Terrifying/The Legendary Atlantic City Concert

Breve visita guiada à história da música popular, na segunda metade do século XX: primeira paragem, Madison Square Garden, 27 e 28 de Novembro de 1969, antepenúltimos concertos dos Rolling Stones na digressão que, a 6 de Dezembro, terminaria em Altamont e, aí, extinguiria oficialmente os fumos de “paz & amor” da década. A tournée havia começado menos de três meses após o festival de Woodstock e um pouco mais depois de Armstrong e Aldrin terem caminhado sobre a Lua. Richard Nixon tinha sido eleito presidente dos EUA, um movimento radical de estudantes ocupara a universidade de Harvard e o massacre de My Lai, no Vietname, ocorrera apenas há dois meses. Nos bastidores dos concertos, circulavam Jimi Hendrix, Jerry Garcia, Janis Joplin e o yippie Abbie Hoffman que tentara ludibriar a segurança, fazendo-se passar pelo coronel Tom Parker, o famigerado empresário de Elvis Presley.



Com reportório assente em Beggars Banquet (do ano anterior) e Let It Bleed (que seria publicado uma semana depois), a digressão daria origem a Live'r Than You'll Ever Be, um dos primeiros bootlegs ao vivo, e a Get Yer Ya-Ya’s Out, o live acerca do qual Lester Bangs, um ano mais tarde, escreveria: “Numa época em que a maioria dos concertos se tornou quase embaraçosa no seu exibicionismo e excesso, Ya-Ya’s pontapeia-nos para fora da cadeira. Não o amamos apenas pelo que é mas também por aquilo que ele não é”. E, concentrando-se na última faixa, concluía: “’Street Fighting Man’ eleva o concerto a um nível de intensidade estratosférica que simplesmente se ergue acima do resto do álbum e lhe serve de síntese”. Nos últimos dias da aventura americana, Mick Jagger, aos 26 anos, resmungava “Não podemos continuar a fazer isto eternamente, estamos a ficar demasiado velhos”.



Segunda paragem: digressão "Steel Wheels/Urban Jungle" (na extensão europeia), de Agosto de 1989 a Agosto de 1990, entre os EUA, a Europa – a 10 de Junho de 90 picaria o ponto em Lisboa, no estádio de Alvalade – e o Japão, quase 120 concertos e um colossal sucesso financeiro.

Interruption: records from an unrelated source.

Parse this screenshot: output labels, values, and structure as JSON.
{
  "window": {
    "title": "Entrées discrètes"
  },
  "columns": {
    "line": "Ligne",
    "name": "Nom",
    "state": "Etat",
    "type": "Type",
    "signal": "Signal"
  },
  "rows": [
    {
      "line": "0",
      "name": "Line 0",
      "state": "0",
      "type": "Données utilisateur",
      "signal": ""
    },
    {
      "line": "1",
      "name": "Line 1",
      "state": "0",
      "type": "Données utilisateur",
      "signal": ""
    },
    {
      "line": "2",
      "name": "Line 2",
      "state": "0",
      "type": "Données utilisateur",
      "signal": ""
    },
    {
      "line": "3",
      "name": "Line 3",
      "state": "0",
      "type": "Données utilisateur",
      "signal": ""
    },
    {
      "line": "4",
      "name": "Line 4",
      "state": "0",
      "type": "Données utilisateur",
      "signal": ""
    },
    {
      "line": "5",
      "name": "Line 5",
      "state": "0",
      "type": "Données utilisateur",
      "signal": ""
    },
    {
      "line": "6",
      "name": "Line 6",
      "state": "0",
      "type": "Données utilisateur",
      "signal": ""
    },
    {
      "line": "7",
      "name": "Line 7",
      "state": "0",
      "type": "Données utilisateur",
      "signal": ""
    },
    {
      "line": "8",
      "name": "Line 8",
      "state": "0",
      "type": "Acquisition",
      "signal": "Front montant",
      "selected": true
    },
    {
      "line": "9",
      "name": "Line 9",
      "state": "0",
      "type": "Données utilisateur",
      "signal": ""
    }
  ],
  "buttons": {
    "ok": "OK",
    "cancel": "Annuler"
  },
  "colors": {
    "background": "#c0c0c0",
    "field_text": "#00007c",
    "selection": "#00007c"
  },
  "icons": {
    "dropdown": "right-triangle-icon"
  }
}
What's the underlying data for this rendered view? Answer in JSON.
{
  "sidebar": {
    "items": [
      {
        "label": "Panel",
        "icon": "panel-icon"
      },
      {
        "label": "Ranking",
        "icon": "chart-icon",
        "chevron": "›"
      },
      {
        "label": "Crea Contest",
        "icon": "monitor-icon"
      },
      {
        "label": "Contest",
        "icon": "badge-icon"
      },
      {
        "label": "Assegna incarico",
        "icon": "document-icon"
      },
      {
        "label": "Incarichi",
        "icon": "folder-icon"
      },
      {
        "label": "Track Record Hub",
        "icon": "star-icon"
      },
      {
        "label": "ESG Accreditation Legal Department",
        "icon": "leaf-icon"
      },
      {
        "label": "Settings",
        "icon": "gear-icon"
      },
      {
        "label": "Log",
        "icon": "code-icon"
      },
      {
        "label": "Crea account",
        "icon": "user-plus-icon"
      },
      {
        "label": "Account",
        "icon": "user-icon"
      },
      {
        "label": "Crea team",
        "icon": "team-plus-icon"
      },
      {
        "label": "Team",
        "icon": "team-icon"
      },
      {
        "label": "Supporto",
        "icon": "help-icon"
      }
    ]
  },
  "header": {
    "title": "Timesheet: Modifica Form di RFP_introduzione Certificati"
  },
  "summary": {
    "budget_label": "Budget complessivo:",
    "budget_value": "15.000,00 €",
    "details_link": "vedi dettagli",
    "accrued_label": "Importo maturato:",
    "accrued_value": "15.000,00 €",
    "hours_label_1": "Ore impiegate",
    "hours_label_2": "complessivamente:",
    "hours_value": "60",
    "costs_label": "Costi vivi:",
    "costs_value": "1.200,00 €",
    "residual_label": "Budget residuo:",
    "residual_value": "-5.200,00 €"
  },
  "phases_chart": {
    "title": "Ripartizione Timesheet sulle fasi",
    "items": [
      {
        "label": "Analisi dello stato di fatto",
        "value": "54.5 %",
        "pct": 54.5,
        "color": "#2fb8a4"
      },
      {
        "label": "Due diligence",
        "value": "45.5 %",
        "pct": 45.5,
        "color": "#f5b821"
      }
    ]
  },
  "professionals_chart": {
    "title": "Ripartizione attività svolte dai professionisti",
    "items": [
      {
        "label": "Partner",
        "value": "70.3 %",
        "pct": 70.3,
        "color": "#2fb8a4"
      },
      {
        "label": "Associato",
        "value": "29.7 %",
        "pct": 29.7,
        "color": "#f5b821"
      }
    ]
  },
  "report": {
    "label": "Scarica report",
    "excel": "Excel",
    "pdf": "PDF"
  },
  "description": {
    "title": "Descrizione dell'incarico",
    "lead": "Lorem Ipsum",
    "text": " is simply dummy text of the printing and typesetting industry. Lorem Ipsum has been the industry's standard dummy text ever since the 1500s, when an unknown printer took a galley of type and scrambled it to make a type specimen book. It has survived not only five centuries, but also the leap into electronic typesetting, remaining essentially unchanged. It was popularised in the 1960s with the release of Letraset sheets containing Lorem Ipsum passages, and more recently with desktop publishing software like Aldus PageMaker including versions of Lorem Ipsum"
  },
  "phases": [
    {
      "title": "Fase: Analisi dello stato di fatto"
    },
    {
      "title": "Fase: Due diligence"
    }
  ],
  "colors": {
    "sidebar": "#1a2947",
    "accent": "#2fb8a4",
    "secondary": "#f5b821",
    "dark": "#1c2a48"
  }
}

Filmados em Londres, Berlim e Turim, em toda a glória do sistema IMAX, os Stones actuam num gigantesco cenário disneyano, repleto de “exibicionismo e excesso”, Jagger muda de guarda-roupa entre cada duas canções, os ângulos de filmagem oscilam entre o hagiográfico e o acrobático. Três passos antes do último (a inevitável "Satisfaction"), é a vez de "Street Fighting Man", a tal canção que Jagger e Richards haviam escrito inspirados no revolucionário trotsquista Tariq Ali e nos motins parisienses de Maio de 68 (“Nessa altura, Londres era uma cidade muito pacata… Em França mas também na América, vivia-se uma época muito estranha por causa da guerra do Vietname e de todas aquelas revoltas constantes. Pareceram-me tempos óptimos, violentos. Em França quase derrubaram o governo”, diria ele, mais tarde, a Jann Wenner, da “Rolling Stone”): do lado direito do palco, um enorme dragão insuflável multicolorido contorce-se. Qual S. Jorge, Jagger investe sobre ele, de peito aberto e lança em punho, até ser, metaforicamente, devorado. O cenário de 68 virara BD, Mick Jagger tinha 47 anos e, até hoje, “demasiado velho” ou não, continuaria “a fazer aquilo”. The show must go on.



Terceira paragem: Atlantic City, New Jersey, 1989, ainda a "Steel Wheels Tour". Nem músicos com a dimensão dos Stones estão imunes a que o "business as usual", na sua versão mais rasteira, os abocanhe. Quem viu as imagens e escutou o som de Live At The Max, dificilmente acreditará que se trata da mesma banda e da mesma digressão que aqui – com os special guests John Lee Hooker, Clapton e Axl Rose - se apresenta: há DVDs domésticos de qualidade facilmente superior em todos os parâmetros de avaliação e este apenas poderá beneficiar da atenuante de, logo no título, se anunciar tal como, realmente, é – Terrifying.
Sumário: Get Yer Ya-Ya’s Out, na sua opulência de caixa contendo a gravação original, um CD de inéditos, outro (óptimo) com as participações de B. B. King e Ike & Tina Turner, um DVD (dispensável a não ser pelo carácter documental) de cinco temas e um booklet de 28 páginas (fotos, textos, memorabilia) em "hardback", é material de consulta indispensável; Live At The Max satisfaz os interessess de quem prefere os Stones maduros, em versão-Grand Guignol, e acredita piamente que eles continuam a ser "the greatest rock’n’roll band"; Terrifying, na ausência da acção directa de um qualquer grupo de "street-fighting men", é apenas um caso de polícia.